By 1999, Nolan had been a member of Beefmaster Breeders United and had served on its board and as its vice president (he later became president of that organization). I had grown my business during this twenty-year period from our first meeting and had become a marketer selling cattle. My wife and I owned a business where we put on auctions and sold cattle all over the country, and most of these auctions involved Beefmaster cattle. I served on the Long-Range Planning Committee for Beefmaster, and Nolan’s executive board asked us to take a look at our industry to figure out ways to become more profitable and more efficient.

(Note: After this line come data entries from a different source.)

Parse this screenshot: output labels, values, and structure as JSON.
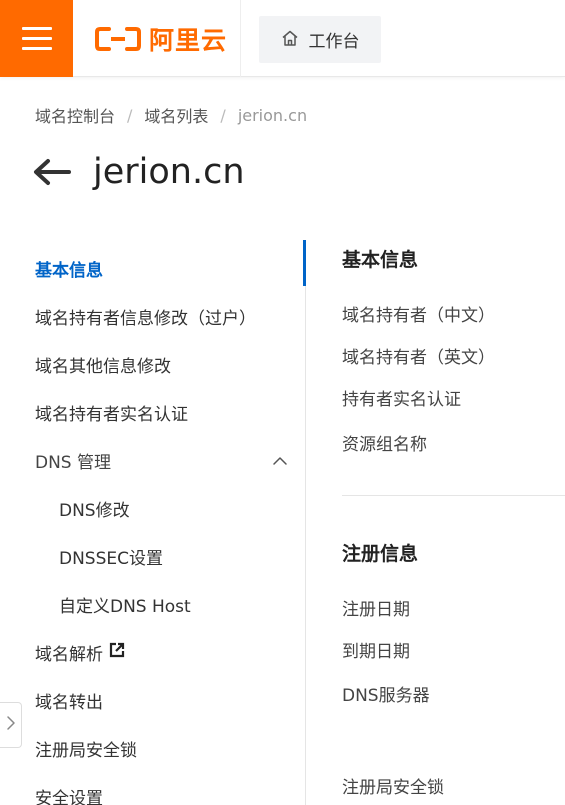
{
  "header": {
    "logo_text": "阿里云",
    "workbench_label": "工作台",
    "brand_color": "#ff6a00"
  },
  "breadcrumb": {
    "items": [
      "域名控制台",
      "域名列表"
    ],
    "current": "jerion.cn",
    "separator": "/"
  },
  "page": {
    "title": "jerion.cn"
  },
  "sidenav": {
    "active_color": "#0064c8",
    "items": [
      {
        "label": "基本信息"
      },
      {
        "label": "域名持有者信息修改（过户）"
      },
      {
        "label": "域名其他信息修改"
      },
      {
        "label": "域名持有者实名认证"
      },
      {
        "label": "DNS 管理"
      },
      {
        "label": "DNS修改"
      },
      {
        "label": "DNSSEC设置"
      },
      {
        "label": "自定义DNS Host"
      },
      {
        "label": "域名解析"
      },
      {
        "label": "域名转出"
      },
      {
        "label": "注册局安全锁"
      },
      {
        "label": "安全设置"
      }
    ]
  },
  "content": {
    "basic_info": {
      "title": "基本信息",
      "fields": [
        "域名持有者（中文）",
        "域名持有者（英文）",
        "持有者实名认证",
        "资源组名称"
      ]
    },
    "registration_info": {
      "title": "注册信息",
      "fields": [
        "注册日期",
        "到期日期",
        "DNS服务器",
        "注册局安全锁"
      ]
    }
  }
}
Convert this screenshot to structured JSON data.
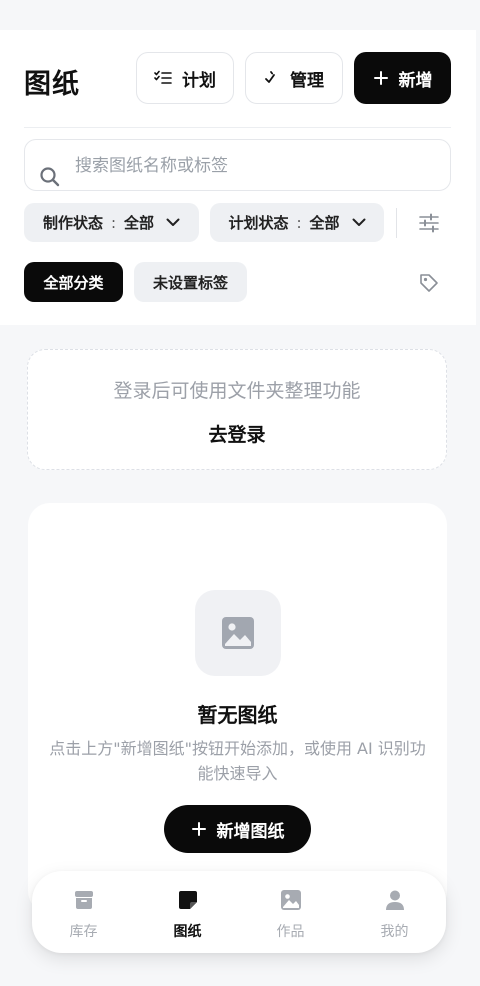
{
  "header": {
    "title": "图纸",
    "plan_label": "计划",
    "manage_label": "管理",
    "add_label": "新增"
  },
  "search": {
    "placeholder": "搜索图纸名称或标签",
    "value": ""
  },
  "filters": {
    "make_status": {
      "label": "制作状态",
      "separator": ":",
      "value": "全部"
    },
    "plan_status": {
      "label": "计划状态",
      "separator": ":",
      "value": "全部"
    }
  },
  "tags": {
    "all": "全部分类",
    "unset": "未设置标签"
  },
  "login_card": {
    "tip": "登录后可使用文件夹整理功能",
    "link": "去登录"
  },
  "empty_state": {
    "title": "暂无图纸",
    "description": "点击上方\"新增图纸\"按钮开始添加，或使用 AI 识别功能快速导入",
    "button": "新增图纸"
  },
  "tabbar": {
    "items": [
      {
        "label": "库存",
        "icon": "archive-icon",
        "active": false
      },
      {
        "label": "图纸",
        "icon": "sticky-note-icon",
        "active": true
      },
      {
        "label": "作品",
        "icon": "image-icon",
        "active": false
      },
      {
        "label": "我的",
        "icon": "user-icon",
        "active": false
      }
    ]
  },
  "colors": {
    "primary": "#0a0a0a",
    "muted_text": "#9ca0a8",
    "chip_bg": "#eef0f3",
    "page_bg": "#f6f7f9"
  }
}
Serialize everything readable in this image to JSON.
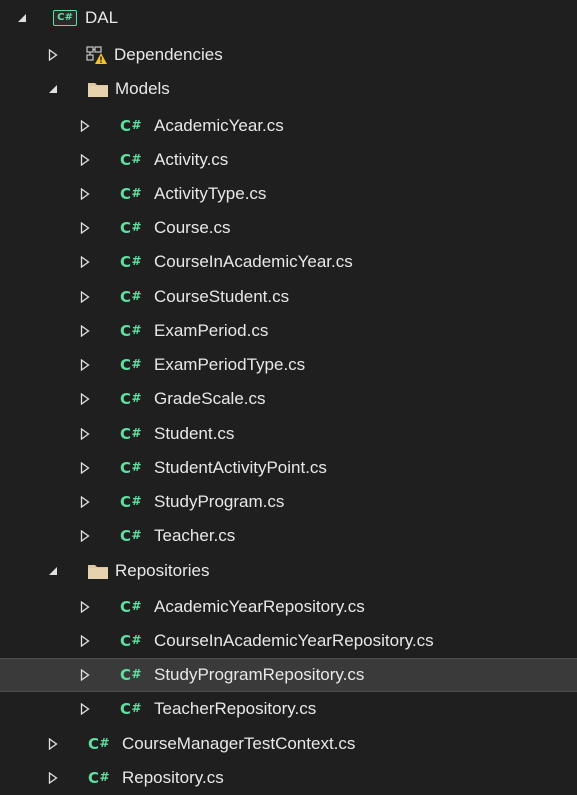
{
  "project": {
    "label": "DAL",
    "icon": "csharp-project-icon"
  },
  "dependencies": {
    "label": "Dependencies",
    "icon": "dependencies-warning-icon"
  },
  "models": {
    "label": "Models",
    "icon": "folder-icon",
    "files": [
      "AcademicYear.cs",
      "Activity.cs",
      "ActivityType.cs",
      "Course.cs",
      "CourseInAcademicYear.cs",
      "CourseStudent.cs",
      "ExamPeriod.cs",
      "ExamPeriodType.cs",
      "GradeScale.cs",
      "Student.cs",
      "StudentActivityPoint.cs",
      "StudyProgram.cs",
      "Teacher.cs"
    ]
  },
  "repositories": {
    "label": "Repositories",
    "icon": "folder-icon",
    "files": [
      "AcademicYearRepository.cs",
      "CourseInAcademicYearRepository.cs",
      "StudyProgramRepository.cs",
      "TeacherRepository.cs"
    ],
    "selected": "StudyProgramRepository.cs"
  },
  "root_files": [
    "CourseManagerTestContext.cs",
    "Repository.cs"
  ],
  "file_icon_text": "C#",
  "colors": {
    "background": "#1f1f1f",
    "selected_row": "#3a3a3a",
    "csharp_green": "#5ee0a0",
    "folder_tan": "#dcc7a1"
  }
}
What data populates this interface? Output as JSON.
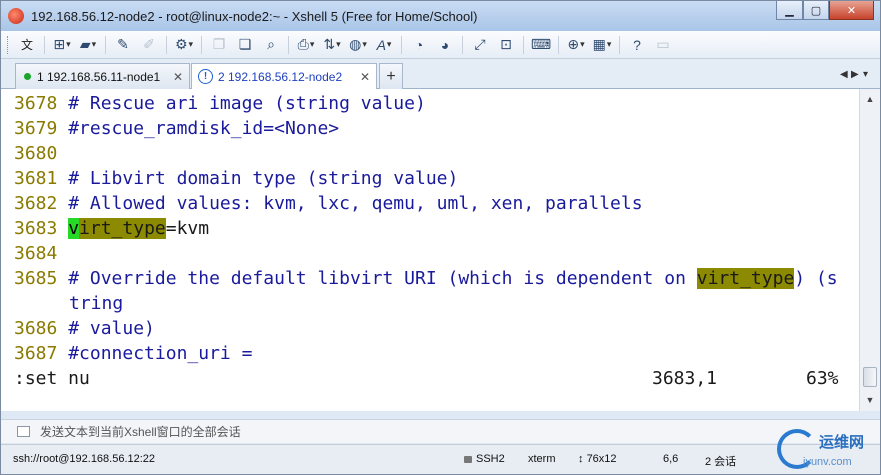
{
  "window": {
    "title": "192.168.56.12-node2 - root@linux-node2:~ - Xshell 5 (Free for Home/School)"
  },
  "toolbar": {
    "lang_label": "文",
    "items": [
      "new-session-icon",
      "open-folder-icon",
      "brush-icon",
      "eraser-icon",
      "properties-icon",
      "copy-icon",
      "paste-icon",
      "find-icon",
      "print-icon",
      "transfer-icon",
      "globe-icon",
      "font-icon",
      "xftp-icon",
      "xmanager-icon",
      "fullscreen-icon",
      "lock-icon",
      "keyboard-icon",
      "add-pane-icon",
      "layout-icon",
      "help-icon",
      "chat-icon"
    ]
  },
  "tabs": [
    {
      "label": "1 192.168.56.11-node1",
      "active": false
    },
    {
      "label": "2 192.168.56.12-node2",
      "active": true
    }
  ],
  "terminal": {
    "lines": [
      {
        "num": "3678",
        "text": "# Rescue ari image (string value)"
      },
      {
        "num": "3679",
        "text": "#rescue_ramdisk_id=<None>"
      },
      {
        "num": "3680",
        "text": ""
      },
      {
        "num": "3681",
        "text": "# Libvirt domain type (string value)"
      },
      {
        "num": "3682",
        "text": "# Allowed values: kvm, lxc, qemu, uml, xen, parallels"
      },
      {
        "num": "3683",
        "cursor_char": "v",
        "highlight": "irt_type",
        "rest": "=kvm"
      },
      {
        "num": "3684",
        "text": ""
      },
      {
        "num": "3685",
        "pre": "# Override the default libvirt URI (which is dependent on ",
        "highlight": "virt_type",
        "post": ") (s"
      },
      {
        "num": "",
        "text": "tring"
      },
      {
        "num": "3686",
        "text": "# value)"
      },
      {
        "num": "3687",
        "text": "#connection_uri ="
      }
    ],
    "command": ":set nu",
    "position": "3683,1",
    "percent": "63%"
  },
  "compose": {
    "placeholder": "发送文本到当前Xshell窗口的全部会话"
  },
  "statusbar": {
    "connection": "ssh://root@192.168.56.12:22",
    "protocol": "SSH2",
    "terminal_type": "xterm",
    "size": "76x12",
    "cursor": "6,6",
    "sessions": "2 会话"
  },
  "watermark": {
    "name": "运维网",
    "url": "iyunv.com"
  }
}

What we discovered was that the Certified Angus Beef program was so successful that it was impacting the bull-buying decisions of cattle ranchers in traditional markets for Beefmaster cattle. In order for cattle to be eligible for the program, they have to be 51 percent black-hided, with no visible signs of Bos indicus genetics and no visible signs of dairy influence. In other words, these cattle didn’t have to be pure Angus—they just had to be black-hided. The Angus folks convinced the USDA that the only way you could get black-hided cattle was using Angus, which is (in my opinion) questionable logic at best. At the time, though, they were the only show in town and the first USDA-certified beef program, so they were given a lot of latitude in setting up their specification.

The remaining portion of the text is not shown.